A primeiríssima vez que fui a
Bremen, na Alemanha, foi em 1999. Cheguei meio cabreira, assustada, com medo de
racismo e das tantas estórias de horror que eu ouvia de estrangeiros na Europa
e fui surpreendida com a abertura e tranquilidade com as quais eu fui recebida.
E essa forma de me acolher permaneceu por muito tempo, tanto que demorou
bastante até eu começar a notar um
monstro feio mostrando suas garras.
Antes de eu contar como isso
aconteceu, deixa eu explicar uma coisa: apesar da Alemanha ser um país pequeno
se comparada ao Brasil, sua diversidade cultural também é imensa. As diversas
regiões tem geografia, costumes, culinária (e cervejas) diferentes e as pessoas
apreciam essa diferença. Eles só dizem que são alemães quando não tem jeito,
mas estufam o peito com orgulho ao dizer que são de determinada cidade ou
região.
Tendo esclarecido isso,
acrescento que o que eu vou contar aqui tem muito a ver com o que se vive no
norte da Alemanha. Pode ser bem diferente em outras regiões. Mas voltando a
1999, Bremen me tratou muito bem. Fui recebida por pessoas sorridentes e
interessadas em saber como eu pensava,
como era minha cidade, minha vida, as comidas no Brasil, como eu me sentia na
Alemanha. No início era como se eu fosse uma espécie de celebridade. Era o
centro das atenções em qualquer festa. Nas rodinhas de apresenção em eventos,
se eu não tomasse cuidado, era a única a falar porque todos queriam me ouvir,
saber de mim. Tendo sido criada como filha única mimadíssima, adorava aquilo
tudo. Fiquei ainda mais comunicativa, fiz um monte de amigos e tinha certeza
que tinha encontrado o paraíso mundial da tolerância e boa convivência entre as
pessoas.
Mas o tempo foi passando. Minha
vida foi ficando mais normal, tomando cara de vida de cidadã e menos de turista
recém-chegada. E com essa mudança de rotina comecei a perceber que minha
popularidade não era assim somente linda e maravilhosa. Existia uma coisa meio
estranha naquela atenção toda que recebia, eu só não conseguia saber exatamente
o quê.
Comecei a perceber que as pessoas
se interesavam muito pelo meu cabelo. Achavam lindo, mas sempre queriam saber
se era de verdade (?), se dava trabalho de cuidar, que produtos eu usava.

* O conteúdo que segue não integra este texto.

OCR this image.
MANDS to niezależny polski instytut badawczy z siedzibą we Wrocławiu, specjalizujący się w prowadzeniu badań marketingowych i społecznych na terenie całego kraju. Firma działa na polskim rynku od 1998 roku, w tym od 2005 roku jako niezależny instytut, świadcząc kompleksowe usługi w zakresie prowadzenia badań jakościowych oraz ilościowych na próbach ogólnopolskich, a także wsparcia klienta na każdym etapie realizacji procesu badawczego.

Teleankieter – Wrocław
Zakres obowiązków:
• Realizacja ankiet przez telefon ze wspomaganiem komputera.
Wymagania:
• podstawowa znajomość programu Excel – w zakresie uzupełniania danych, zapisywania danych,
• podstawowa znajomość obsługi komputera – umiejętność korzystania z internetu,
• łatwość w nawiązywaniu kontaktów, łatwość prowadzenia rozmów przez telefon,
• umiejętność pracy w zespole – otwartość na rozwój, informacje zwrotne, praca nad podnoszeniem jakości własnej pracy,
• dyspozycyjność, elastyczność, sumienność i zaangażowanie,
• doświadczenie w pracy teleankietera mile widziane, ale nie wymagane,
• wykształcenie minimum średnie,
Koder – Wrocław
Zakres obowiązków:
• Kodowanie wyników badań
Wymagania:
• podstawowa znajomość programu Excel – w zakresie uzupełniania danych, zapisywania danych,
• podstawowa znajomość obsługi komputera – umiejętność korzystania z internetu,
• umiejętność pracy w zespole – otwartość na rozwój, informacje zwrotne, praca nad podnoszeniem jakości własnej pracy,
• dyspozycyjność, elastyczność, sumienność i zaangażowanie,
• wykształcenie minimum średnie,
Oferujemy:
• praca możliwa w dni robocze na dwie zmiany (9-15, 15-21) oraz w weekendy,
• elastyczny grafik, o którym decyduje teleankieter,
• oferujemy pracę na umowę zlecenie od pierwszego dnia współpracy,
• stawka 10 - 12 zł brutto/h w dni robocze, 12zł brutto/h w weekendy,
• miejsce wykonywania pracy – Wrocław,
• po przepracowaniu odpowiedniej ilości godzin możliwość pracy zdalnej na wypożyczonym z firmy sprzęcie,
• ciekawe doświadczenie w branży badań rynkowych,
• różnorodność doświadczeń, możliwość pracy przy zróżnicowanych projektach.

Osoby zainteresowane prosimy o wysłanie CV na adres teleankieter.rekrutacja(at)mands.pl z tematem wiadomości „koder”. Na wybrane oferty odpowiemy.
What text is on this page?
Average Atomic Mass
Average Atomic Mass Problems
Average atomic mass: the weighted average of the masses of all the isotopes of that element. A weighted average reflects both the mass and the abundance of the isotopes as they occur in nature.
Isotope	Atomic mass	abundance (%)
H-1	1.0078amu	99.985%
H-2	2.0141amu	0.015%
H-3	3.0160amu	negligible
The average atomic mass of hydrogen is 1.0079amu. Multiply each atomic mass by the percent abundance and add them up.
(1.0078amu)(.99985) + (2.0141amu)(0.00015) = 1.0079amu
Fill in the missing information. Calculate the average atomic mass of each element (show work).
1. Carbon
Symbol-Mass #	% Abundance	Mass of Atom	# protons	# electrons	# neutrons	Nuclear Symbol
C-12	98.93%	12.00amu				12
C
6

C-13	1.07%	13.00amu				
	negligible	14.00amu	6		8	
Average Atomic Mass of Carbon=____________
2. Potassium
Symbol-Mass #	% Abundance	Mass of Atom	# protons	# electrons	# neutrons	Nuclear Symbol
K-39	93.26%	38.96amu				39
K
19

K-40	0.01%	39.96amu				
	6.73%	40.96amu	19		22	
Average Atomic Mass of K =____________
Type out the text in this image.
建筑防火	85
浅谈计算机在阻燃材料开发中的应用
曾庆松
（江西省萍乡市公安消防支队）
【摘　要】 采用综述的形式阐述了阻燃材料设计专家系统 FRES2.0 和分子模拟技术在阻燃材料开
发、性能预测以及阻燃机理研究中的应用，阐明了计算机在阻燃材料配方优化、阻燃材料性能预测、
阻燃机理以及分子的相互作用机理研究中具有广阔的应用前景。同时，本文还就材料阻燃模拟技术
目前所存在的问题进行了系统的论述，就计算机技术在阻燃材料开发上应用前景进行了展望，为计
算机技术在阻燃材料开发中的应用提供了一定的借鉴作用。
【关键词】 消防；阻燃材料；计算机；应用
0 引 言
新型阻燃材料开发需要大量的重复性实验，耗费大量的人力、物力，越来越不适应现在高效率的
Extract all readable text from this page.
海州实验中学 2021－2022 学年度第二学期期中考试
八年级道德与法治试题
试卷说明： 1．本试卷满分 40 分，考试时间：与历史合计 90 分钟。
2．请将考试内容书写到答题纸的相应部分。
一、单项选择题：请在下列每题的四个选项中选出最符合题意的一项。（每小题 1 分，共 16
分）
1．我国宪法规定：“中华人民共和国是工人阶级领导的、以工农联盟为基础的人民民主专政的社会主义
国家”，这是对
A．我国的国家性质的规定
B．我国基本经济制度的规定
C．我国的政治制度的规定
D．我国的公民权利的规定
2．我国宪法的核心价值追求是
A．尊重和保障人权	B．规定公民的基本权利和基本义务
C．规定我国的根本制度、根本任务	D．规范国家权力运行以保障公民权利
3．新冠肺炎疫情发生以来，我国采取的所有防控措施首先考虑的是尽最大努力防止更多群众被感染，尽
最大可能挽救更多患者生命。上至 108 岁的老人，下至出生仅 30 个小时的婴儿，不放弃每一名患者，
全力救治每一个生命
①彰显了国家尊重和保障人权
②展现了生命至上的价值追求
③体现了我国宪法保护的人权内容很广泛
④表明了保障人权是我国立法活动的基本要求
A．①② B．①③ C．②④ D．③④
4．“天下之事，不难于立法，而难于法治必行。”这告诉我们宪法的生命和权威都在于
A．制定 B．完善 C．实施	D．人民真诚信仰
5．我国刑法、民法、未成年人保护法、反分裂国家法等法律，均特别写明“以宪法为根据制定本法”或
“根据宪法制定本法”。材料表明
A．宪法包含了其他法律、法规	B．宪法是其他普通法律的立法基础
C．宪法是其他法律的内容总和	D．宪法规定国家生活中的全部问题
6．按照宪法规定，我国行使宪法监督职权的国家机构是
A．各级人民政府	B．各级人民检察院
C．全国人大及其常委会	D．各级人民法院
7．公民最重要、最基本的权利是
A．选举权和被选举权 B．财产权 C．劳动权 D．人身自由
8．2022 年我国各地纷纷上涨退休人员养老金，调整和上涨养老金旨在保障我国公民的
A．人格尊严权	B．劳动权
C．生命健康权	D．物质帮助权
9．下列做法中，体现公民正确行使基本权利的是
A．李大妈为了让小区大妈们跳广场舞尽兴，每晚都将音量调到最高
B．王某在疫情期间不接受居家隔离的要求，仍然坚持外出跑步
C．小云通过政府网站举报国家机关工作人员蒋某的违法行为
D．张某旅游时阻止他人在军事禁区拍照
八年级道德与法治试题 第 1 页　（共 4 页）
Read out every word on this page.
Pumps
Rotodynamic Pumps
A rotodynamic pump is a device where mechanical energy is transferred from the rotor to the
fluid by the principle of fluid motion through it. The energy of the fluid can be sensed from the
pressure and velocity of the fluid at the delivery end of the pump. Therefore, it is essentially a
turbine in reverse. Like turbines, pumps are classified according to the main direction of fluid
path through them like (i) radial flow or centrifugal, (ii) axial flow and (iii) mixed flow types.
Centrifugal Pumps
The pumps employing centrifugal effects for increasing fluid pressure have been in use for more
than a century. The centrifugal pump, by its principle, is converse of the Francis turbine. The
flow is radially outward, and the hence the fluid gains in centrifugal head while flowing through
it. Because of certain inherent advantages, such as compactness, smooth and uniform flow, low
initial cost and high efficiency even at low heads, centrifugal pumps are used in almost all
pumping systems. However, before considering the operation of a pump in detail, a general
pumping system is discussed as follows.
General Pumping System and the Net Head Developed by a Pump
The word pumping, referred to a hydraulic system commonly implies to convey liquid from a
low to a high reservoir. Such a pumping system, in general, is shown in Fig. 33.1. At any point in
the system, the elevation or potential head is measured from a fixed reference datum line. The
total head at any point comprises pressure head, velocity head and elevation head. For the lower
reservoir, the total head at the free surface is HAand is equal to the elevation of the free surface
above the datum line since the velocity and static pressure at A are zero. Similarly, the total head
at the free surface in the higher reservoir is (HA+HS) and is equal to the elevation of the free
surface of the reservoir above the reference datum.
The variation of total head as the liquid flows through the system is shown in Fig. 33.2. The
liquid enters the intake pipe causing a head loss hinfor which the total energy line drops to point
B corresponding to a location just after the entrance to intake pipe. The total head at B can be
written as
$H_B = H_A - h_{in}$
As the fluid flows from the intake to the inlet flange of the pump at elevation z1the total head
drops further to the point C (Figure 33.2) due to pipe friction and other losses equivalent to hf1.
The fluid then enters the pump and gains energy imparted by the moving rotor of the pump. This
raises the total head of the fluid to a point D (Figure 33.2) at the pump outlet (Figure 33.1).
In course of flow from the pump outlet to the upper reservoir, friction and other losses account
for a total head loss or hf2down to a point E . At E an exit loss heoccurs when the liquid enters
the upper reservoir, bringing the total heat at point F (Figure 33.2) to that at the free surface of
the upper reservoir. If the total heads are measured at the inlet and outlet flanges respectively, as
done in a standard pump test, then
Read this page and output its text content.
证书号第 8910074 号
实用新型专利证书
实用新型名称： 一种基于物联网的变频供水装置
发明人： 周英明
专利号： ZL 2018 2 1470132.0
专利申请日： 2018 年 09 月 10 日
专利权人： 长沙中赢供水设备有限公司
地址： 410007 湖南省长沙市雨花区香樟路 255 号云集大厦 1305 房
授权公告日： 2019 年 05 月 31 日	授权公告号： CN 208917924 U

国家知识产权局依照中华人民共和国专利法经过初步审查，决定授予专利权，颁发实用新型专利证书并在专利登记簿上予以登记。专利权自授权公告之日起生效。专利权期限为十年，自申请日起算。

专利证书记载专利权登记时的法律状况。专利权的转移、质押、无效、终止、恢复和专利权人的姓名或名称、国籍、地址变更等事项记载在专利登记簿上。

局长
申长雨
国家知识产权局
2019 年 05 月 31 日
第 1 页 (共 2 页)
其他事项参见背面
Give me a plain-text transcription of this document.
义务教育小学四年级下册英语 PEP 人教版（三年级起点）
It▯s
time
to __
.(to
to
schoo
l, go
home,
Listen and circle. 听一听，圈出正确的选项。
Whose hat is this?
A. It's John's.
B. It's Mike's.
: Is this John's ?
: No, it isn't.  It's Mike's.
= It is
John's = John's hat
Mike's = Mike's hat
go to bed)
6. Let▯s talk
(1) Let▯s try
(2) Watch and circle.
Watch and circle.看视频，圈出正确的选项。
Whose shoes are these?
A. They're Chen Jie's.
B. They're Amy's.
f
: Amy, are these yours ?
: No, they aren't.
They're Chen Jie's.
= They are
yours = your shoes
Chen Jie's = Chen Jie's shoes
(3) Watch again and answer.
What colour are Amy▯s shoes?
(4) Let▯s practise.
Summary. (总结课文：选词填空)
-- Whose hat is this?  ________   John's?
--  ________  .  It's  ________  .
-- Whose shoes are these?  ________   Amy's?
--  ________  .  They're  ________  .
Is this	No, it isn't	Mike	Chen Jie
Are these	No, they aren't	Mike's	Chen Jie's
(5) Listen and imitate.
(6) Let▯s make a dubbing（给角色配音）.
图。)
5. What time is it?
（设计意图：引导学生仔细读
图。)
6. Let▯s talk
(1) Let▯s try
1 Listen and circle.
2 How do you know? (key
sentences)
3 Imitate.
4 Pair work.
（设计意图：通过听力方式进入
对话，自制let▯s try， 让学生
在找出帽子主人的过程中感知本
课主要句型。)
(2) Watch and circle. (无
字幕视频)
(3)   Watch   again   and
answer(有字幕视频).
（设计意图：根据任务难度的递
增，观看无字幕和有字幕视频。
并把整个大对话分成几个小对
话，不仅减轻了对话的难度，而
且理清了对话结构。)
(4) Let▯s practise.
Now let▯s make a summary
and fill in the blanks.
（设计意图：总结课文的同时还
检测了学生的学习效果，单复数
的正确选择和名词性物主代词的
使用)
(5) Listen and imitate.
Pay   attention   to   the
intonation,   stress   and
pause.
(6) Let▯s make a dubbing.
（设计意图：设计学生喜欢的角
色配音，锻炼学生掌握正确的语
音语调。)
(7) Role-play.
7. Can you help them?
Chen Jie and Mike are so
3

Perguntavam se podiam pegar. Quando se tratava de pessoas com as quais eu
tinha mais contato, pessoas mais ou menos próximas, eu muitas vezes dizia que
sim e aí elas se espantavam e comentavam que a textura de meu cabelo não
correspondia com o que elas estavam esperando. E os elogios não paravam. A impressão
que eu tinha é que sempre demorava um pouquinho demais pra eu conseguir mudar o
assunto da conversa depois que o tema caia em meu cabelo. Ou em minha pessoa de forma geral. Isso começou a
fazer com que eu parasse de apreciar aquela atenção toda. Tem dias que a gente
só quer entrar e sair de um lugar, mas comigo parecia que era impossível.
Comecei a me sentir, sei lá...super exposta, invadida.
Queria muito entender porque a
cordialidade das pessoas em algumas situações de repente começava a me
incomodar. Será que eu estava pirando? Precisava entender porque eu estava
me sentindo assim, até que um estranho me ofereceu a última peça que faltava
pro meu quebra-cabeças. Esse estranho, que esperava a vez dele depois de mim e
meu marido em uma fila de supermercado, me lança a seguinte pergunta depois de
me ver sorrindo „Ei, os seus dentes são de verdade?“ Fiquei olhando pro tal
homem com cara de interrogação. Meu marido não se conteve e foi mais direto
querendo logo saber que tipo de comentário era aquele. O rapaz explica que
seria um elogio e naquele exato momento percebo que na Alemanha muitas vezes é
como se eu fosse um animal exótico.
Comecei a me cansar de despertar
sempre o mesmo assunto da conversa. Passei a recusar certos convites por
perceber que minha presença serviria de troféu pra consciência de quem me
convidou. Era como se eu estivesse ali somente para representar a cota afro
descendente e estrangeira em um grupo que nunca se incomodou em ser maioria e
nunca prestou atenção pro fato de que no mundo existem pessoas diferentes
delas, que podem ter vidas bem mais complicadas que as suas.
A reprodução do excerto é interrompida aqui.